Voyez cet Anglais morose qui vient déjeuner chez Tortoni, et y lit d’un air ennuyé, et à l’aide d’un lorgnon, de grosses lettres qu’il reçoit de Liverpool, et qui lui apportent des remises pour cent vingt mille francs ; ce n’est que la moitié de son revenu annuel ; mais il ne rit de rien : c’est que rien au monde n’est capable de lui procurer la vue du bonheur, pas même sa place de vice-président d’une société biblique.

Regnard est d’un génie bien inférieur à Molière ; mais j’oserai dire qu’il a marché dans le sentier de la véritable comédie.

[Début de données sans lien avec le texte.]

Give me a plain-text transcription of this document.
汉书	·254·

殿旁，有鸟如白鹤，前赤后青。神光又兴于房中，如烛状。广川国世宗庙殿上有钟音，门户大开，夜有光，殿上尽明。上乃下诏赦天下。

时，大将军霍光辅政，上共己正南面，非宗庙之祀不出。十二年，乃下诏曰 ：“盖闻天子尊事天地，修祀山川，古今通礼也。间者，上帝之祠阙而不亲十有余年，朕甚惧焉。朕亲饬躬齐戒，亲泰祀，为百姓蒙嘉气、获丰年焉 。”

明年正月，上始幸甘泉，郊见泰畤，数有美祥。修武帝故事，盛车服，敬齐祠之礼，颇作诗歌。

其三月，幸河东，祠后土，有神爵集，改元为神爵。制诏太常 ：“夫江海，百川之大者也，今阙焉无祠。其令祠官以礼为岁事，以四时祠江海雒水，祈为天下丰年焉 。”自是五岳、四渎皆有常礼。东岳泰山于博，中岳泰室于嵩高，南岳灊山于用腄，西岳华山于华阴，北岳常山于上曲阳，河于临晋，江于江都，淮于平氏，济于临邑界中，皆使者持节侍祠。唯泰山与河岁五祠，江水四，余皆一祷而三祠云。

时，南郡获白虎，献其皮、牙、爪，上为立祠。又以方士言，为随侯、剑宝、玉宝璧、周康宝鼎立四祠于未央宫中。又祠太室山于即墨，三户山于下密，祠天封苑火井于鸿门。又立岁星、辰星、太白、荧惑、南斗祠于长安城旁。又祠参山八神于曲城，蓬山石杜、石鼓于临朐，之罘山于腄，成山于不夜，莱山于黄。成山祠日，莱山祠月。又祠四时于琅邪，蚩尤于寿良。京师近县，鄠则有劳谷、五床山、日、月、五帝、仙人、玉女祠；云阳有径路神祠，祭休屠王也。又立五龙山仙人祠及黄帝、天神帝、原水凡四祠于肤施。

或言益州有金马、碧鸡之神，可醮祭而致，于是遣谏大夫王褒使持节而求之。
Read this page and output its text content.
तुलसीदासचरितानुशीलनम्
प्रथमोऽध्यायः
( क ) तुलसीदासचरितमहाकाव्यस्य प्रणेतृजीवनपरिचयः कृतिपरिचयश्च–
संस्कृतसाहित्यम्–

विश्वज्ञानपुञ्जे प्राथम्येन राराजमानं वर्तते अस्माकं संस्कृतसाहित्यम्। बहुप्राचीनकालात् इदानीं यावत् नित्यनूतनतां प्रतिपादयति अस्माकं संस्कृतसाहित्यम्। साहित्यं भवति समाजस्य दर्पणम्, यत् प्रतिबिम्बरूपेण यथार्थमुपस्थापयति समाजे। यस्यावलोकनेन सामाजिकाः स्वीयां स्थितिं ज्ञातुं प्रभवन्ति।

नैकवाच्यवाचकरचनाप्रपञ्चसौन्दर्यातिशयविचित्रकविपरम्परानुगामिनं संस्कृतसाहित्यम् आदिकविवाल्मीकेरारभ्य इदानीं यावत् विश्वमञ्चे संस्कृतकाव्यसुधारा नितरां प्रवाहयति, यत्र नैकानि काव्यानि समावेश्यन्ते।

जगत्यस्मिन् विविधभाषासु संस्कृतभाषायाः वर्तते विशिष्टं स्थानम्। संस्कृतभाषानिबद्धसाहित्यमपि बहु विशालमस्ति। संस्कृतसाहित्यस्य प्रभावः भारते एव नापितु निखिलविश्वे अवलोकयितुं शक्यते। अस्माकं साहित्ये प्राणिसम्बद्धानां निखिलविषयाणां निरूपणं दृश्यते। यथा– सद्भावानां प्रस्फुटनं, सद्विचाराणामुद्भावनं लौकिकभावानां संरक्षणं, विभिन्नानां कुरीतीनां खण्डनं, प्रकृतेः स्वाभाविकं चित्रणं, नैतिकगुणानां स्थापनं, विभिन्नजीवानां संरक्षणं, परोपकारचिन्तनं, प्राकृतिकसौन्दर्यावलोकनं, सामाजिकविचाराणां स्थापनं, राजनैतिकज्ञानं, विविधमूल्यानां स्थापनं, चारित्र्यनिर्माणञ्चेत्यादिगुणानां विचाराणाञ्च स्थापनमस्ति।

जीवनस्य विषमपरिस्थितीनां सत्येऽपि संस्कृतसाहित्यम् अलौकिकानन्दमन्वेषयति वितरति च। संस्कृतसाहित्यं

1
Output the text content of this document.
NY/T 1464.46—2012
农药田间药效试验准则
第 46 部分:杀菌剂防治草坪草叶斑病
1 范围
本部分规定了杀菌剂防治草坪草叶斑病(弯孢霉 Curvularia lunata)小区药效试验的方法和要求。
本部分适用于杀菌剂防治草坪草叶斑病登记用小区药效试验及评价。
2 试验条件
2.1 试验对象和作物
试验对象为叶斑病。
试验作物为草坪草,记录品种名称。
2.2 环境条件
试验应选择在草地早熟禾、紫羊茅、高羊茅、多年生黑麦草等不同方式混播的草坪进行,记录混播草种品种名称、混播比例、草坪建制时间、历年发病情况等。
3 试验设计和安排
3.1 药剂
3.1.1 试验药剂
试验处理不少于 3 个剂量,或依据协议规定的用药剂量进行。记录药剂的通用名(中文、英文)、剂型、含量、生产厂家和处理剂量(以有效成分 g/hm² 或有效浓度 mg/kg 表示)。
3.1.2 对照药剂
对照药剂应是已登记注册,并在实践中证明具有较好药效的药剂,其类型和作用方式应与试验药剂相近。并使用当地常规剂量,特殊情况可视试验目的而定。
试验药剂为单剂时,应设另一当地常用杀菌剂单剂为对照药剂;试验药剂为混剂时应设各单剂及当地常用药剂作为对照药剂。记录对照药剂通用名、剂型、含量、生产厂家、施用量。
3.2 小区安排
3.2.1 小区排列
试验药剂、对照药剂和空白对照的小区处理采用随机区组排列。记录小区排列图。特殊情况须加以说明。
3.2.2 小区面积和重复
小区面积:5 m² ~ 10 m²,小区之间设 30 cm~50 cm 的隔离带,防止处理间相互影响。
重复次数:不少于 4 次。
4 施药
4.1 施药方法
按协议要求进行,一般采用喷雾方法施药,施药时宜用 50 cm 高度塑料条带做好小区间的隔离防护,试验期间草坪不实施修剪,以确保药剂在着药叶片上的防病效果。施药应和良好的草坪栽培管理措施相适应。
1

Notre qualité d’hommes de collège en littérature, fait qu’en voyant ses comédies, au lieu de nous livrer à sa gaieté vraiment folle, nous pensons uniquement aux arrêts terribles qui le jettent au second rang. Si nous ne savions pas par cœur les textes mêmes de ces arrêts sévères, nous tremblerions pour notre réputation d’hommes d’esprit.

Est-ce là, de bonne foi, la disposition où il faut être pour rire ?

Quant à Molière et à ses pièces, que me fait à moi l’imitation plus ou moins heureuse du bon ton de la cour et de l’impertinence des marquis ?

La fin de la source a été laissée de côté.